(1 month, 1 week ago)
Commons ChamberI could not agree more with my hon. Friend. That is why fundamental reform of the Greater London Authority and the Mayor of London needs to take place. Personally, I do not believe that we need the GLA. I believe we should transfer powers back to local boroughs, towns and communities. If we have some form of authority for London, it should deal purely with the capital—the central part of London. Frankly, do we need a GLA that goes all the way from Hampton Wick up to Havering-atte-Bower, and from Ruislip down to Biggin Hill? We do not; it is an unnecessary layer of government. I would prefer the authority, power and funding to go directly to our towns, villages and boroughs that are controlled locally by elected councillors, not a huge bureaucracy in City Hall that is unaccountable, undemocratic and has very little support among anyone I speak to.
Alison Bennett (Mid Sussex) (LD)
I am interested in how far the hon. Gentleman would propose to go. Would he advocate the abolition for the Mayor of London?
Yes I would, personally. Madam Deputy Speaker, you will undoubtedly recall that our former Prime Minister, Margaret Thatcher, abolished the Greater London Council. The right hon. Member for Hayes and Harlington (John McDonnell) will remember that very well, because he sat on the GLC at the time. In 1986, the GLC was abolished and what happened? The power went back to each borough across London. We did not have to pay a huge precept. We paid our way for policing and the fire brigade and so on, but generally speaking the powers truly returned—as I hope the Liberal Democrats believe in—to local communities. We did not have an overarching bureaucracy interfering in everything we do, from planning to transport to policing. I would hope that the Liberal Democrats believe that powers should be held as locally as possible.

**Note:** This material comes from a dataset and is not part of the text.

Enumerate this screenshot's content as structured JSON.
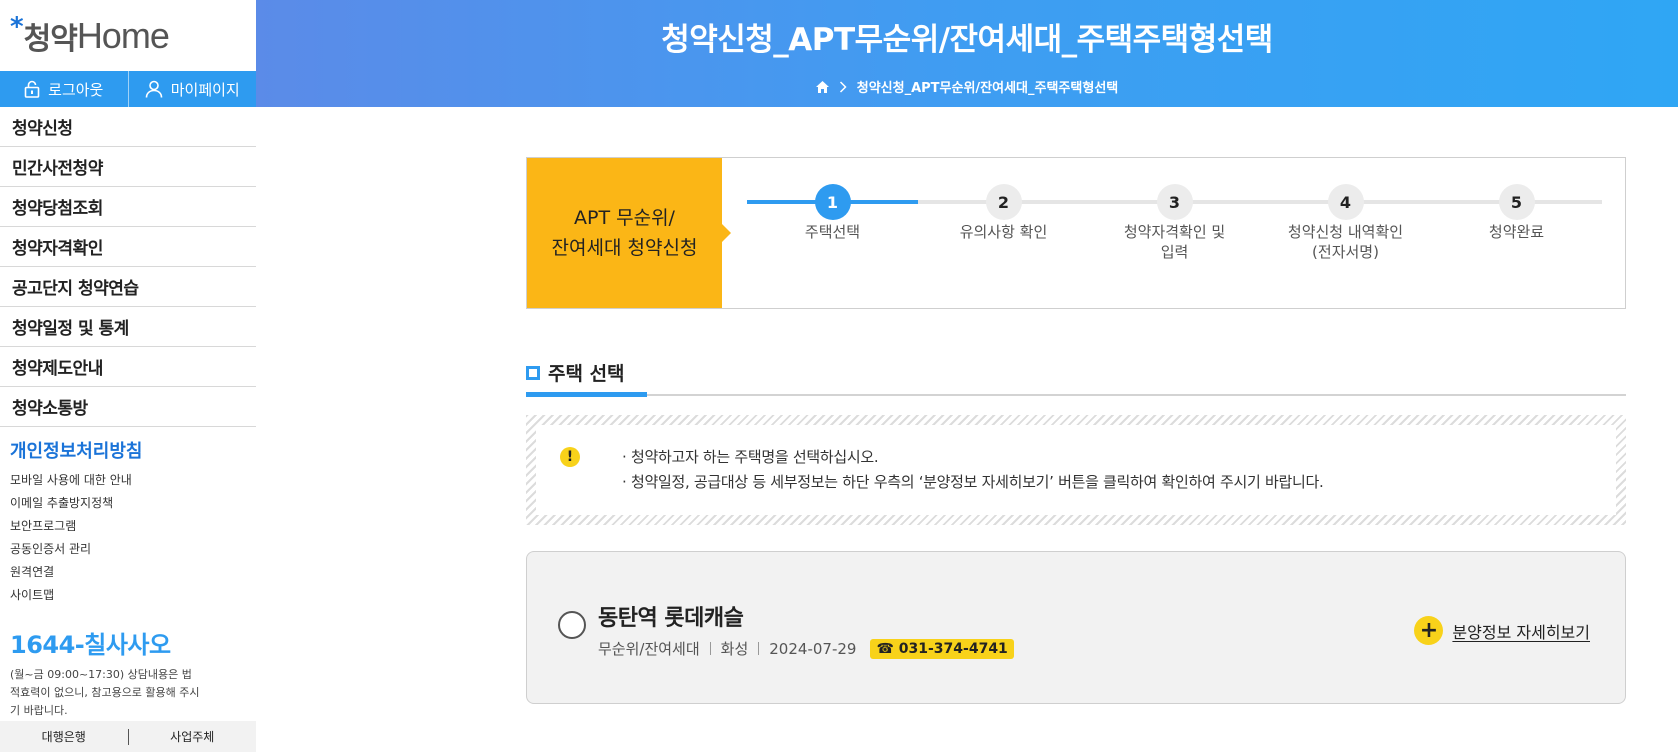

The overarching bureaucracy in City Hall, which is so unaccountable, really needs to go. No, I do not believe we need a Mayor of London. I believe we need to have local authorities working together where there are strategic matters to be discussed—transport, planning or infrastructure—but we do not need to create a monstrous bureaucracy. Margaret Thatcher was right to abolish the GLC and Tony Blair was absolutely wrong to bring back the GLA, with all its paraphernalia, bureaucracy and huge costs to the council tax payers of the Greater London area. On that note, I ask Members to please support new clauses 85 and 86 to restore our Essex identity and to give us the democratic right to decide our own future.